Кругом росли цветы. Кто-то заботливо и любовно ухаживал за клумбами и садом. Эмине-ханым? Сколько же ей лет? Пожалуй, она слишком стара даже для того, чтобы просто жить на свете!

Навстречу выбежал мальчик лет трех и уставился на Бекира темными глазенками. Бекир остановился в сомнении. По всей вероятности, дом продан и здесь живут другие люди…

Он не успел ничего сказать, так как услышал строгий голос:

– Где ты, Аслан?

Из-за деревьев вышла пожилая турчанка в темной одежде. Хотя ее лицо было покрыто морщинами, спина оставалась прямой, а в глазах сверкал острый ум. Бекир узнал Эмине-ханым.

Он поклонился.

– Вы помните меня, ханым?

После секундной паузы женщина сказала:

– Вы товарищ Мансура.

– Да. Бекир. Я пришел его повидать.

– Что ж, входите.

Она взяла мальчика за руку и пошла вперед. Ребенок с любопытством оглядывался на незнакомого воина, а тот терялся в догадках. Эмине-ханым говорила приветливо, спокойно – ни намека на то, что в доме находится тяжелобольной человек. А чей это мальчик?

Женщина привела Бекира в комнату, стены которой были облицованы фаянсовыми плитками, а на покрытых яркой материей топчанах лежали мягкие подушки.

– Садитесь, – приветливо произнесла Эмине-ханым и удалилась вместе с мальчиком.

Минуту спустя в комнату вошел мужчина.

От неожиданности Бекир вскочил и стал смотреть на него во все глаза. Это был Мансур; он прекрасно выглядел и совсем не напоминал янычара. Спокойный, мирный, обеспеченный горожанин.

– Бекир! Рад тебя видеть! – Они крепко обнялись.

– Ничего не понимаю, – растерянно пробормотал Бекир, опускаясь на диван. – Признаться, я ожидал увидеть беспомощного калеку!

– Одно время я и был таким. К счастью, все позади.

– Давно живешь в Стамбуле?

– Почти пять лет.

– Почему я об этом не знаю?

Мансур помедлил. В выражении его лица что-то неуловимо изменилось, исчезли свобода и легкость, еще мгновение назад светившиеся во взгляде его ярко-синих глаз.

– Прости. Я оставил военную службу и… не хотел вспоминать о прошлом.

– Оставил? Почему и как? Что случилось? Ты был в последнем походе?

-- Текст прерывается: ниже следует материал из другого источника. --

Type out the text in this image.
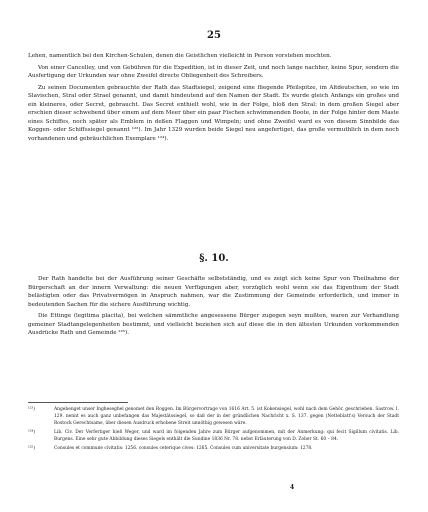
25

Lehen, namentlich bei den Kirchen-Schulen, denen die Geistlichen vielleicht in Person vorstehen mochten.

Von einer Cancelley, und von Gebühren für die Expedition, ist in dieser Zeit, und noch lange nachher, keine Spur, sondern die Ausfertigung der Urkunden war ohne Zweifel directe Obliegenheit des Schreibers.

Zu seinen Documenten gebrauchte der Rath das Stadtsiegel, zeigend eine fliegende Pfeilspitze, im Altdeutschen, so wie im Slavischen, Stral oder Strael genannt, und damit hindeutend auf den Namen der Stadt. Es wurde gleich Anfangs ein großes und ein kleineres, oder Secret, gebraucht. Das Secret enthielt wohl, wie in der Folge, bloß den Stral: in dem großen Siegel aber erschien dieser schwebend über einem auf dem Meer über ein paar Fischen schwimmenden Boote, in der Folge hinter dem Maste eines Schiffes, noch später als Emblem in deßen Flaggen und Wimpeln; und ohne Zweifel ward es von diesem Sinnbilde das Koggen- oder Schiffssiegel genannt ¹²³). Im Jahr 1329 wurden beide Siegel neu angefertiget, das große vermuthlich in dem noch vorhandenen und gebräuchlichen Exemplare ¹²⁴).

§. 10.

Der Rath handelte bei der Ausführung seiner Geschäfte selbstständig, und es zeigt sich keine Spur von Theilnahme der Bürgerschaft an der innern Verwaltung: die neuen Verfügungen aber, vorzüglich wohl wenn sie das Eigenthum der Stadt belästigten oder das Privatvermögen in Anspruch nahmen, war die Zustimmung der Gemeinde erforderlich, und immer in bedeutenden Sachen für die sichere Ausführung wichtig.

Die Ettinge (legitima placita), bei welchen sämmtliche angesessene Bürger zugegen seyn mußten, waren zur Verhandlung gemeiner Stadtangelegenheiten bestimmt, und vielleicht beziehen sich auf diese die in den ältesten Urkunden vorkommenden Ausdrücke Rath und Gemeinde ¹²⁵).

¹²³)	Angebenget unser Ingheseghel genomet den Roggen. Im Bürgervortrage von 1616 Art. 5. ist Kokensiegel, wohl nach dem Gehör, geschrieben. Sastrow. I. 129. nennt es auch ganz unbefangen das Majestätssiegel, so daß der in der gründlichen Nachricht x. S. 137. gegen (Netteblatt's) Versuch der Stadt Rostock Gerechtsame, über diesen Ausdruck erhobene Streit unnöthig gewesen wäre.
¹²⁴)	Lib. Civ. Der Verfertiger hieß Weger, und ward im folgenden Jahre zum Bürger aufgenommen, mit der Anmerkung: qui fecit Sigillum civitatis. Lib. Burgens. Eine sehr gute Abbildung dieses Siegels enthält die Sundine 1836 Nr. 78. nebst Erläuterung von D. Zober St. 60 – 84.
¹²⁵)	Consules et commune civitatis: 1256. consules ceterique cives: 1265. Consules cum universitate burgensium: 1278.
4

– Я вернулся с полпути. Был тяжело ранен, но выкарабкался. Я больше не «раб султана», а свободный человек. Живу, как хочу и делаю что хочу.

– Да, но…

– Все вполне законно. Я получил отставку, мне назначена пенсия на основании письма Джахангир-аги и свидетельства хакимов. Меня собирали по кускам, и никто не знал, чем все закончится.

– Хорошо собрали! – улыбнувшись, заметил Бекир. – Выглядишь лучше, чем прежде!

Мансур улыбнулся.

– Стараюсь.

– С кем живешь?

– С семьей. У меня всего одна жена и я тебя с ней познакомлю!

– Жена? – В голове Бекира мелькнула догадка. Он знал, что Мансур способен жениться только на одной женщине. – Черкешенка? Неужели она жива?!

– Да. Я нашел Мадину. И после отставки женился на ней.

– Мальчик, которого я видел, твой сын?

Мансур кивнул.

вернуться

38

Медресе – учебное заведение правового и религиозного характера.

вернуться

39

Дервиш – приверженец мусульманской религиозной секты, странствующий или живущий в обители, ведущий аскетический образ жизни.